# Gravitational waves detector orientation

For a wave of the form, say, $$ds^2 = -dt^2 + [1 - A\sin(\omega(t-z))]dx^2 + [1 + A\sin(\omega(t-z))]dy^2 + dz^2$$

how should one orient the detector (that works by monitoring the distance between two free flying masses) to register the largest possible response?

• With just two masses it is almost impossible. You typically need three (or more) freefalling masses as in LIGO or LISA. Jan 23, 2018 at 15:15
• @mmeent That's only in practice. In principle — which is what we deal with here — there are no other sources of signal in the universe, so a two-mass system is perfectly fine. Save your practical details for engineering.SE! ;)
– Mike
Jan 23, 2018 at 18:16

The question is actually slightly harder after the intial edit. LIGO has a well known antenna pattern that shows that it is most sensitive to gravitational waves coming from directly above or below, so you would first have to put LIGO in the $x$-$y$ plane, because the wave is moving in the $z$ direction. Moreover, this particular wave also has greatest "contrast" between the $x$ and $y$ axes, so you would just need to align the two legs of LIGO with the $x$ and $y$ axes. More specifically, this is a "plus-polarized" wave, which means that it doesn't change any lengths along the diagonals — which means that if LIGO's legs were along the diagonals it wouldn't see anything. Also, the sensitivity is the same whether you're pointing up or down, or whether one leg is aligned with $+x$ or $-x$, etc. So there are actually eight "optimal" orientations.

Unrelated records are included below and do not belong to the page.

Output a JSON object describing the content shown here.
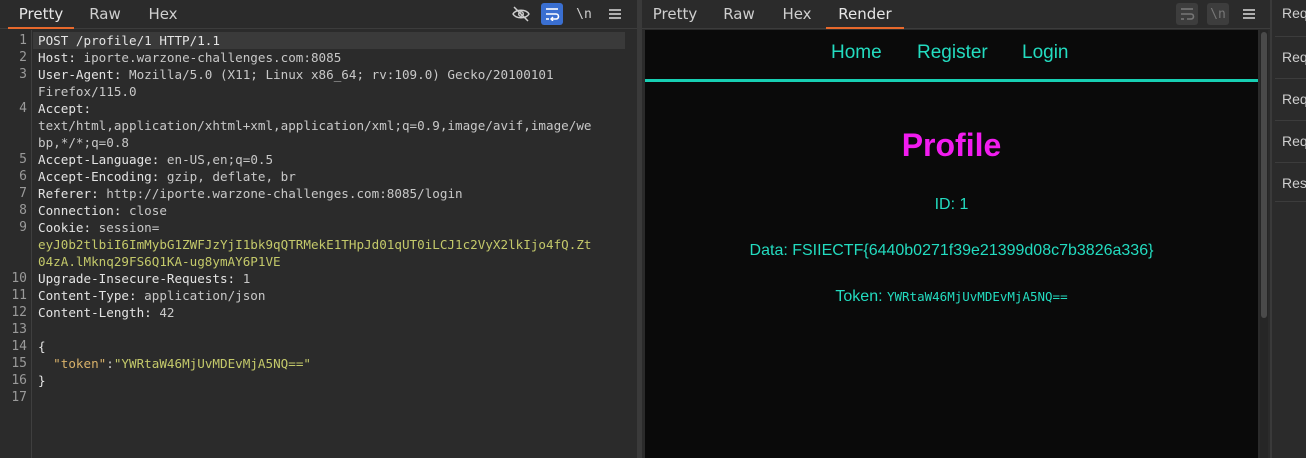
{
  "request_panel": {
    "tabs": [
      "Pretty",
      "Raw",
      "Hex"
    ],
    "active_tab": "Pretty",
    "toolbar_icons": [
      "hide-icon",
      "wrap-lines-icon",
      "newline-icon",
      "menu-icon"
    ],
    "newline_label": "\\n",
    "lines": [
      {
        "n": "1",
        "key": "POST /profile/1 HTTP/1.1",
        "val": ""
      },
      {
        "n": "2",
        "key": "Host:",
        "val": " iporte.warzone-challenges.com:8085"
      },
      {
        "n": "3",
        "key": "User-Agent:",
        "val": " Mozilla/5.0 (X11; Linux x86_64; rv:109.0) Gecko/20100101"
      },
      {
        "n": "",
        "key": "",
        "val": "Firefox/115.0"
      },
      {
        "n": "4",
        "key": "Accept:",
        "val": ""
      },
      {
        "n": "",
        "key": "",
        "val": "text/html,application/xhtml+xml,application/xml;q=0.9,image/avif,image/we"
      },
      {
        "n": "",
        "key": "",
        "val": "bp,*/*;q=0.8"
      },
      {
        "n": "5",
        "key": "Accept-Language:",
        "val": " en-US,en;q=0.5"
      },
      {
        "n": "6",
        "key": "Accept-Encoding:",
        "val": " gzip, deflate, br"
      },
      {
        "n": "7",
        "key": "Referer:",
        "val": " http://iporte.warzone-challenges.com:8085/login"
      },
      {
        "n": "8",
        "key": "Connection:",
        "val": " close"
      },
      {
        "n": "9",
        "key": "Cookie:",
        "val": " session="
      },
      {
        "n": "",
        "key": "",
        "cookie": "eyJ0b2tlbiI6ImMybG1ZWFJzYjI1bk9qQTRMekE1THpJd01qUT0iLCJ1c2VyX2lkIjo4fQ.Zt"
      },
      {
        "n": "",
        "key": "",
        "cookie": "04zA.lMknq29FS6Q1KA-ug8ymAY6P1VE"
      },
      {
        "n": "10",
        "key": "Upgrade-Insecure-Requests:",
        "val": " 1"
      },
      {
        "n": "11",
        "key": "Content-Type:",
        "val": " application/json"
      },
      {
        "n": "12",
        "key": "Content-Length:",
        "val": " 42"
      },
      {
        "n": "13",
        "key": "",
        "val": ""
      },
      {
        "n": "14",
        "key": "{",
        "val": ""
      },
      {
        "n": "15",
        "json_key": "\"token\"",
        "json_sep": ":",
        "json_val": "\"YWRtaW46MjUvMDEvMjA5NQ==\""
      },
      {
        "n": "16",
        "key": "}",
        "val": ""
      },
      {
        "n": "17",
        "key": "",
        "val": ""
      }
    ]
  },
  "response_panel": {
    "tabs": [
      "Pretty",
      "Raw",
      "Hex",
      "Render"
    ],
    "active_tab": "Render",
    "toolbar_icons": [
      "wrap-lines-icon",
      "newline-icon",
      "menu-icon"
    ],
    "newline_label": "\\n",
    "render": {
      "nav": [
        "Home",
        "Register",
        "Login"
      ],
      "title": "Profile",
      "id_line": "ID: 1",
      "data_line": "Data: FSIIECTF{6440b0271f39e21399d08c7b3826a336}",
      "token_label": "Token: ",
      "token_value": "YWRtaW46MjUvMDEvMjA5NQ=="
    }
  },
  "inspector": {
    "items": [
      "Req",
      "Req",
      "Req",
      "Req",
      "Res"
    ]
  },
  "colors": {
    "accent_tab": "#e8692c",
    "nav_teal": "#23dcc0",
    "title_magenta": "#f21cf0",
    "cookie_yellow": "#c4c96a"
  }
}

After the edit, however, you're not talking about LIGO any more, but about a hypothetical detector that has just one "leg". In this case, the antenna pattern is clearly rotationally symmetric about that leg's axis, with a maximum orthogonal to the leg. So you would want to place the detector in the $x$-$y$ plane — and again along either the $x$ or $y$ axis.

Antenna patterns arise because of how these detectors work. (Regular E&M antennas also have antenna patterns.) The hypothetical single-leg detector is, presumably, only sensitive to changes in its length — as opposed to its width. The gravitational waves here are moving along the $z$ direction, but are only changing lengths of things along the $x$ and $y$ directions. So if this detector's single leg were along the $z$ axis, it just wouldn't register the waves. As you tilt the detector down along the $x$ axis, for example, the gravitational waves would have a larger "component" along the detector, so the detector becomes more sensitive. Similarly along the $y$ axis — the relative sign difference just changes the phase of the effect, not its size. However, you can also see that a detector in the $x$-$y$ plane that's at some 45$^\circ$ angle will be stretched by the $x$ component of the metric just as much as it's squeezed by the $y$ component (or vice versa), resulting in no net change to the length of the leg.

In LIGO, there are two legs and they measure the difference in the length-changes (strain) between the two legs. The reason for that is just because there are so many things that can cause a change in the lengths of the legs, but fewer things that change the difference between the lengths of the legs. Gravitational waves will change that difference, so that's (one of the reasons) why interferometers are used. The analysis of the antenna pattern is similar to the above, but complicated because you need to keep track of the two legs and make sure you only measure the differences.

I don't know of any really good references for this, but this note from LIGO works through the details. For the single-leg detector, just set $\vec{v}=0$ in equation (2.1), for example.

• Can you explain why we have to align the two legs with the $x$ and $y$ axes? I've never heard about antenna patterns. If I could show this wave only has plus polarization, would that imply this orientation?
– user174295
Jan 23, 2018 at 15:58
• I've updated my answer to explain it a bit. Specifically: yes, since this wave only has a plus polarization, the optimal orientation of your single-leg detector would necessarily be along the $x$ or $y$ axes.